Every day I read something that makes me feel a little more like I’m living in a cyberpunk dystopia. Today it’s the fact that Chromium is so dominant that a large number of website developers seem to ditch testing in non-Chromium browsers. This is evidenced by non-Chromium browsers, like Firefox, loading some sites differently, e.g., by pretending to be Chromium, because the website developers wrote sloppy code that only works in Chromium. So I guess, especially with the announced anti-adblock in the next Chromium iteration, the choice is to use a low performance browser that is actively hurting your privacy, or experience friction, knowing that Mozilla can’t find and carpet over all the bugs in other people’s code. For me, the answer remains Firefox and it’s forks. However, for many, I fear this will ingrain Chromium dominance deeper and deeper. Please: how is this market dominance, evidence by soft-forced hot fixes only in non-Chromium browsers, not anti-trust?

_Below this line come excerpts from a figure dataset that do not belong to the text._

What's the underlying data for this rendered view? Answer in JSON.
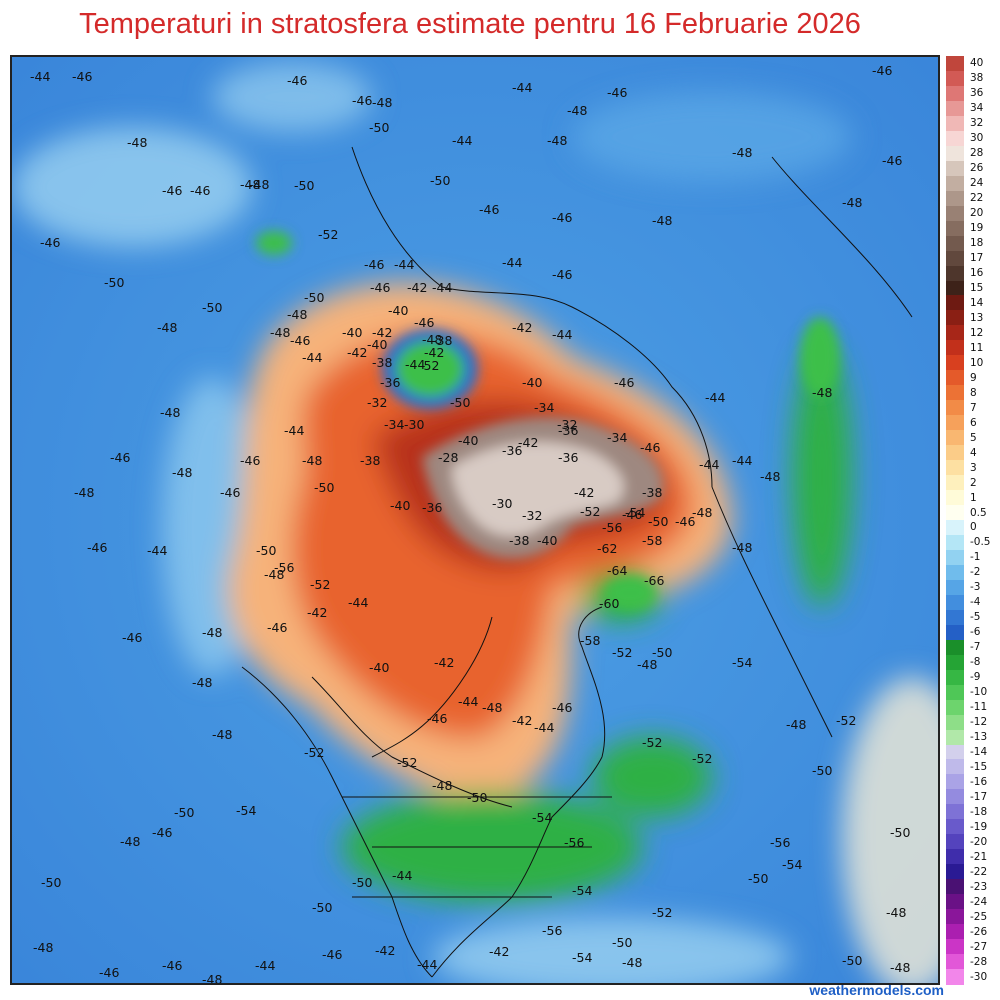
{
  "title": "Temperaturi in stratosfera estimate pentru 16 Februarie 2026",
  "credit": "weathermodels.com",
  "colorbar": {
    "labels": [
      "40",
      "38",
      "36",
      "34",
      "32",
      "30",
      "28",
      "26",
      "24",
      "22",
      "20",
      "19",
      "18",
      "17",
      "16",
      "15",
      "14",
      "13",
      "12",
      "11",
      "10",
      "9",
      "8",
      "7",
      "6",
      "5",
      "4",
      "3",
      "2",
      "1",
      "0.5",
      "0",
      "-0.5",
      "-1",
      "-2",
      "-3",
      "-4",
      "-5",
      "-6",
      "-7",
      "-8",
      "-9",
      "-10",
      "-11",
      "-12",
      "-13",
      "-14",
      "-15",
      "-16",
      "-17",
      "-18",
      "-19",
      "-20",
      "-21",
      "-22",
      "-23",
      "-24",
      "-25",
      "-26",
      "-27",
      "-28",
      "-30"
    ],
    "colors": [
      "#c0463c",
      "#d25a55",
      "#de7775",
      "#e79896",
      "#f0b8b6",
      "#f7d6d4",
      "#efe4dc",
      "#d6c6bb",
      "#c2aea1",
      "#ad978a",
      "#998174",
      "#866d60",
      "#735a4e",
      "#61483d",
      "#4e362c",
      "#3d2219",
      "#6e1a12",
      "#8a1f14",
      "#a72618",
      "#c2301b",
      "#d8401f",
      "#e45a2a",
      "#ec7235",
      "#f28b47",
      "#f6a15b",
      "#f9b771",
      "#fbcc88",
      "#fde0a2",
      "#fef0bd",
      "#fffbd8",
      "#fffff0",
      "#d8f3fb",
      "#b4e6f6",
      "#92d2f1",
      "#70bcec",
      "#56a5e6",
      "#428ede",
      "#3277d3",
      "#2460c6",
      "#1a8f2a",
      "#25a435",
      "#36b744",
      "#4fc757",
      "#6dd46d",
      "#8ede88",
      "#b1e8a9",
      "#d3d0ec",
      "#bfbaea",
      "#aaa3e6",
      "#948bdf",
      "#7e72d6",
      "#695acb",
      "#5443bd",
      "#3f2dab",
      "#2a1a94",
      "#4a1173",
      "#6a1186",
      "#8a169a",
      "#ab1fb0",
      "#cb35c6",
      "#e257d8",
      "#f286ea"
    ]
  },
  "contour_labels": {
    "values": [
      "-44",
      "-46",
      "-46",
      "-46",
      "-44",
      "-46",
      "-48",
      "-50",
      "-48",
      "-44",
      "-46",
      "-48",
      "-48",
      "-46",
      "-48",
      "-50",
      "-46",
      "-48",
      "-50",
      "-46",
      "-48",
      "-52",
      "-48",
      "-46",
      "-46",
      "-48",
      "-46",
      "-50",
      "-50",
      "-48",
      "-46",
      "-44",
      "-44",
      "-46",
      "-48",
      "-50",
      "-44",
      "-46",
      "-42",
      "-40",
      "-42",
      "-44",
      "-40",
      "-42",
      "-46",
      "-38",
      "-48",
      "-46",
      "-44",
      "-42",
      "-42",
      "-40",
      "-38",
      "-36",
      "-52",
      "-44",
      "-48",
      "-50",
      "-40",
      "-46",
      "-44",
      "-48",
      "-32",
      "-34",
      "-30",
      "-40",
      "-42",
      "-38",
      "-28",
      "-34",
      "-32",
      "-36",
      "-36",
      "-34",
      "-36",
      "-42",
      "-38",
      "-46",
      "-44",
      "-44",
      "-48",
      "-46",
      "-48",
      "-40",
      "-36",
      "-30",
      "-32",
      "-38",
      "-40",
      "-52",
      "-56",
      "-54",
      "-50",
      "-58",
      "-46",
      "-48",
      "-62",
      "-64",
      "-66",
      "-60",
      "-58",
      "-44",
      "-48",
      "-46",
      "-50",
      "-50",
      "-52",
      "-56",
      "-42",
      "-48",
      "-44",
      "-46",
      "-40",
      "-42",
      "-44",
      "-46",
      "-48",
      "-42",
      "-44",
      "-46",
      "-48",
      "-50",
      "-52",
      "-54",
      "-48",
      "-50",
      "-52",
      "-56",
      "-54",
      "-50",
      "-48",
      "-50",
      "-52",
      "-52",
      "-54",
      "-56",
      "-54",
      "-56",
      "-50",
      "-52",
      "-54",
      "-48",
      "-50",
      "-48",
      "-46",
      "-48",
      "-50",
      "-48",
      "-46",
      "-46",
      "-48",
      "-44",
      "-46",
      "-44",
      "-42",
      "-42",
      "-44",
      "-50",
      "-50",
      "-52",
      "-50",
      "-48",
      "-52",
      "-54",
      "-50",
      "-48",
      "-48",
      "-48",
      "-46",
      "-46",
      "-44",
      "-48",
      "-46",
      "-48",
      "-48",
      "-46",
      "-46",
      "-44",
      "-42",
      "-44"
    ]
  }
}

The industry’s reliance on Chromium often forces non-Chromium browsers to spoof their User-Agent strings to bypass broken layout engines, effectively normalizing vendor lock-in under the guise of compatibility. This practice undermines true interoperability and allows site owners to implicitly fingerprint users by detecting whether they are running a genuine alternative engine or a masquerading instance.